[Artigo originalmente publicado no jornal Folha de S.Paulo deste domingo (8/3)]
Tramitam pelos tribunais brasileiros 93 milhões de processos, 20 milhões dos quais no Tribunal de Justiça do Estado de São Paulo.
A explosão da litigiosidade permite várias leituras. Para os otimistas, significa o despertar da população para os benefícios de um acesso ampliado ao equipamento estatal encarregado de solucionar conflitos. O povo descobriu o Judiciário e a ele acorreu com sofreguidão.
Para os realistas, é sintoma de enfermidade. Não pode ser saudável uma sociedade tão beligerante. Os números dariam a sensação de que todo o Brasil litiga. Pois excluídas as crianças, que em regra não demandam em juízo, e considerada a bipolaridade da ação judicial —autor versus réu—, todos os habitantes do país estariam a se digladiar em juízo.

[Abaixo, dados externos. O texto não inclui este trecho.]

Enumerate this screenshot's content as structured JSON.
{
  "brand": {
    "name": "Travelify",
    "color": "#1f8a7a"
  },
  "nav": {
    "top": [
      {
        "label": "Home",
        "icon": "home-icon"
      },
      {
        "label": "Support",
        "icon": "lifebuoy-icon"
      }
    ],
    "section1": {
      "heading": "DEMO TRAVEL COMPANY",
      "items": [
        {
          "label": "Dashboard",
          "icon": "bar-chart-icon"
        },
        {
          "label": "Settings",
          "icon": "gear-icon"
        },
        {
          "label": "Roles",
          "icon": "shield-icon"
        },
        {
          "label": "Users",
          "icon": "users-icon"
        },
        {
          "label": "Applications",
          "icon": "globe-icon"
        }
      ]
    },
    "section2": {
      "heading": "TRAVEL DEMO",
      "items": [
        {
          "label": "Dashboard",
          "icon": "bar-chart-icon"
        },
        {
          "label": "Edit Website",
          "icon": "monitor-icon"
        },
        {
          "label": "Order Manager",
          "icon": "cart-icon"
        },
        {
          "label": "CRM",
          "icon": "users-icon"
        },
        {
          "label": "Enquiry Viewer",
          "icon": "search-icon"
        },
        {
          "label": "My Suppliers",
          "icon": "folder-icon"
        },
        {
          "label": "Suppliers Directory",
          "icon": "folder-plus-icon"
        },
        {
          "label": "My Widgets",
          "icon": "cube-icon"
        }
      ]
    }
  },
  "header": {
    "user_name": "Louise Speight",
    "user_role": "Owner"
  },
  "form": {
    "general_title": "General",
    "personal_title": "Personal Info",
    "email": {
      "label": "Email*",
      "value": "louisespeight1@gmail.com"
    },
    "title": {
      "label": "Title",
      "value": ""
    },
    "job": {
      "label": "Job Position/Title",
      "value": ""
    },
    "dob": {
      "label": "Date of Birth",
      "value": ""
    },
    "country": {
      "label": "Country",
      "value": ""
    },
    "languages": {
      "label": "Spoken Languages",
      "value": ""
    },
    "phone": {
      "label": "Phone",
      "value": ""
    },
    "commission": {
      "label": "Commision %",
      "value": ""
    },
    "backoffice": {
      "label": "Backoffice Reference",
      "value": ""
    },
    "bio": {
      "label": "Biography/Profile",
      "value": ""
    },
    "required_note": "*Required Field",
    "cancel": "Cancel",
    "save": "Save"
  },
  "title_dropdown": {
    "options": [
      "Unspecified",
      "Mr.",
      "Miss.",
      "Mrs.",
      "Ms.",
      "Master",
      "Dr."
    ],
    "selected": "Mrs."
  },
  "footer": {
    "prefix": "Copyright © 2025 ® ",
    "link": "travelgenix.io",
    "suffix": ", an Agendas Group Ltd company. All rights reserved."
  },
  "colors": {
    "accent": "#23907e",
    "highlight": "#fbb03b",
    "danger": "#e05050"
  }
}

Não é bem assim: 60% dos processos são de interesse exclusivo do governo. São Paulo, por exemplo, tem 12 milhões de execuções fiscais (cobrança judicial da dívida ativa do Estado e dos municípios). Ainda não se disseminou a noção racional de que cobrar dívida do governo não é função do Judiciário. A Procuradoria-Geral do Estado já compreendeu e avançou num trato mais sensato. Porém, há inúmeros municípios que continuam a atravancar os foros com milhões de executivos fiscais.
Outros campeões de litigância são os fornecedores de serviços essenciais, as instituições financeiras e bancos. A relação dos maiores litigantes não causa surpresa, mas sugere um trabalho de conscientização para que os preferencialmente demandados adotem alternativas de pacificação extrajudicial. Essa é a receita para tornar o Judiciário um serviço público eficiente, como determina a Constituição no artigo 37, ao contemplar os princípios incidentes sobre a administração pública.
Fazer Justiça não significa, inevitavelmente, ingressar em juízo. Ao escancarar o acesso à Justiça, o sistema foi tão prestigiado que se tornou quase impossível encontrar a saída. Afinal, sofisticamos tanto o modelo que chegamos ao quádruplo grau de jurisdição —juiz de primeira instância, tribunal, Superior Tribunal de Justiça e Supremo Tribunal Federal— com dezenas de possibilidades recursais. É o que explica a duração de mais de uma década para o trâmite de um processo.
O pragmatismo anglo-saxão formatou múltiplas opções para solucionar controvérsias independentemente de ingresso em juízo. O Brasil é tímido ao enfrentá-las. Mas avançou bastante ao prestigiar a conciliação, a mediação e a alavancar a arbitragem, velha conhecida dos profissionais do direito.
É urgente intensificar o uso dessa estratégia. Os advogados podem e devem contribuir para tanto, pois é dever inscrito no seu Estatuto de Ética e Disciplina tentar a conciliação antes de adentrar o Judiciário. Assim como é dever ético dissuadir a parte de promover lide temerária.
A advocacia, essencial à administração da Justiça, precisa ser consultada preventivamente, o que evitaria o surgimento de situações geradoras de processos. Ao assumir atuação proativa rumo à precaução e prevenção de litígios, o advogado poupará o seu cliente do prolongamento da angústia pela indefinida duração de uma demanda.
Edificar uma cultura de pacificação não atende exclusivamente à política de reduzir a invencível carga de ações cometida ao Judiciário. O aspecto mais importante é o treino da cidadania a ter maturidade para encarar seus problemas com autonomia, situação muito diversa da heteronomia da decisão judicial.
Embora chamado “sujeito processual”, o demandante ou demandado se converte, na relação jurídico-processual, em verdadeiro “objeto da vontade do Estado-juiz”. Este é que tarifará sua dor ou sofrimento, o valor de sua honra e de sua liberdade. Enquanto que na via conciliatória, o próprio interessado terá participação efetiva e obterá uma solução superiormente ética à decisão judicial. Afinal, fazer Justiça é obra coletiva, num Brasil em que a iniquidade ainda parece constituir a regra.
José Renato Nalini é presidente do Tribunal de Justiça de São Paulo.